Lewellen State Aid Bridge

Lewellen State Aid Bridge County Road over the North Platte River
1 Mile South of Lewellen
Garden County, Nebraska
Total Length: 710 ft.
Roadway Width: 15 ft.
7-Span, 5-Panel, Pratt Pony Truss
TYPE: Rigid-connected Pratt pony truss
BUILT: 1926-27 by the Western Bridge and Construction Co.
C003505305P

The Garden County Commissioners first applied for state aid to build bridges over the North Platte River at Lewellen and Oshkosh in July 1916. After years of delay, the Oshkosh Bridge was finally erected in 1924-25. Early the next year the Nebraska Department of Public Works designed a structure for the Lewellen crossing. Like the Oshkosh Bridge, the Lewellen Bridge would be comprised of seven 100-foot, riveted Pratt pony trusses, supported by 50-foot-long, Bethlehem H-pile piers, encased in concrete.

In April 1926 the county commissioners awarded a contract to build the bridge to the Western Bridge and Construction Company of Omaha. Western built the structure during the fall and winter of 1926-27 for $71,300. Although originally a state highway crossing, the Lewellen Bridge is now maintained by the county in essentially unchanged condition.

The Lewellen Bridge was one of eight state aid bridges designed by the state engineer's office using multiple-span Pratt pony trusses. With spans ranging from 60 to 100 feet, most were built in the mid-1920s, when the riveted long-span pony truss found its greatest acceptance in Nebraska. Of the three Garden County state aid bridges, two remain in original condition.

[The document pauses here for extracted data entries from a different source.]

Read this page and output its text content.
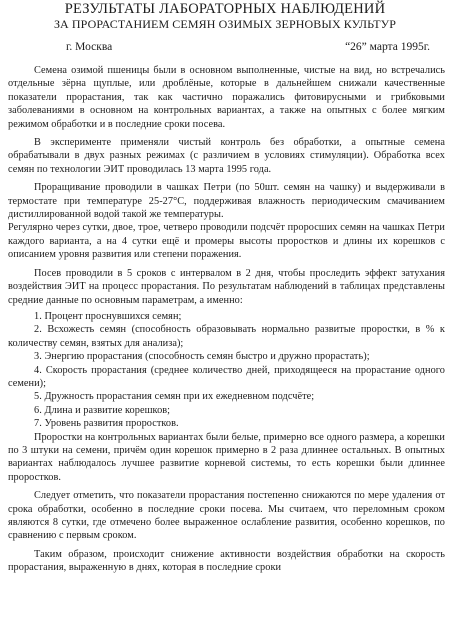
РЕЗУЛЬТАТЫ ЛАБОРАТОРНЫХ НАБЛЮДЕНИЙ
ЗА ПРОРАСТАНИЕМ СЕМЯН ОЗИМЫХ ЗЕРНОВЫХ КУЛЬТУР
г. Москва	“26” марта 1995г.

Семена озимой пшеницы были в основном выполненные, чистые на вид, но встречались отдельные зёрна щуплые, или дроблёные, которые в дальнейшем снижали качественные показатели прорастания, так как частично поражались фитовирусными и грибковыми заболеваниями в основном на контрольных вариантах, а также на опытных с более мягким режимом обработки и в последние сроки посева.

В эксперименте применяли чистый контроль без обработки, а опытные семена обрабатывали в двух разных режимах (с различием в условиях стимуляции). Обработка всех семян по технологии ЭИТ проводилась 13 марта 1995 года.

Проращивание проводили в чашках Петри (по 50шт. семян на чашку) и выдерживали в термостате при температуре 25-27°С, поддерживая влажность периодическим смачиванием дистиллированной водой такой же температуры.

Регулярно через сутки, двое, трое, четверо проводили подсчёт проросших семян на чашках Петри каждого варианта, а на 4 сутки ещё и промеры высоты проростков и длины их корешков с описанием уровня развития или степени поражения.

Посев проводили в 5 сроков с интервалом в 2 дня, чтобы проследить эффект затухания воздействия ЭИТ на процесс прорастания. По результатам наблюдений в таблицах представлены средние данные по основным параметрам, а именно:

1. Процент проснувшихся семян;

2. Всхожесть семян (способность образовывать нормально развитые проростки, в % к количеству семян, взятых для анализа);

3. Энергию прорастания (способность семян быстро и дружно прорастать);

4. Скорость прорастания (среднее количество дней, приходящееся на прорастание одного семени);

5. Дружность прорастания семян при их ежедневном подсчёте;

6. Длина и развитие корешков;

7. Уровень развития проростков.

Проростки на контрольных вариантах были белые, примерно все одного размера, а корешки по 3 штуки на семени, причём один корешок примерно в 2 раза длиннее остальных. В опытных вариантах наблюдалось лучшее развитие корневой системы, то есть корешки были длиннее проростков.

Следует отметить, что показатели прорастания постепенно снижаются по мере удаления от срока обработки, особенно в последние сроки посева. Мы считаем, что переломным сроком являются 8 сутки, где отмечено более выраженное ослабление развития, особенно корешков, по сравнению с первым сроком.

Таким образом, происходит снижение активности воздействия обработки на скорость прорастания, выраженную в днях, которая в последние сроки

In fact, the Lewellen and Lisco bridges are the only remaining intact examples of state aid pony trusses in Nebraska. (A third structure, the Platte River Bridge in Hall County, is made up of six spans salvaged from the Silver Creek State Aid Bridge.)The Lewellen Bridge is significant as a regionally important crossing of the North Platte River and as one of the last remaining structures from the state aid bridge program.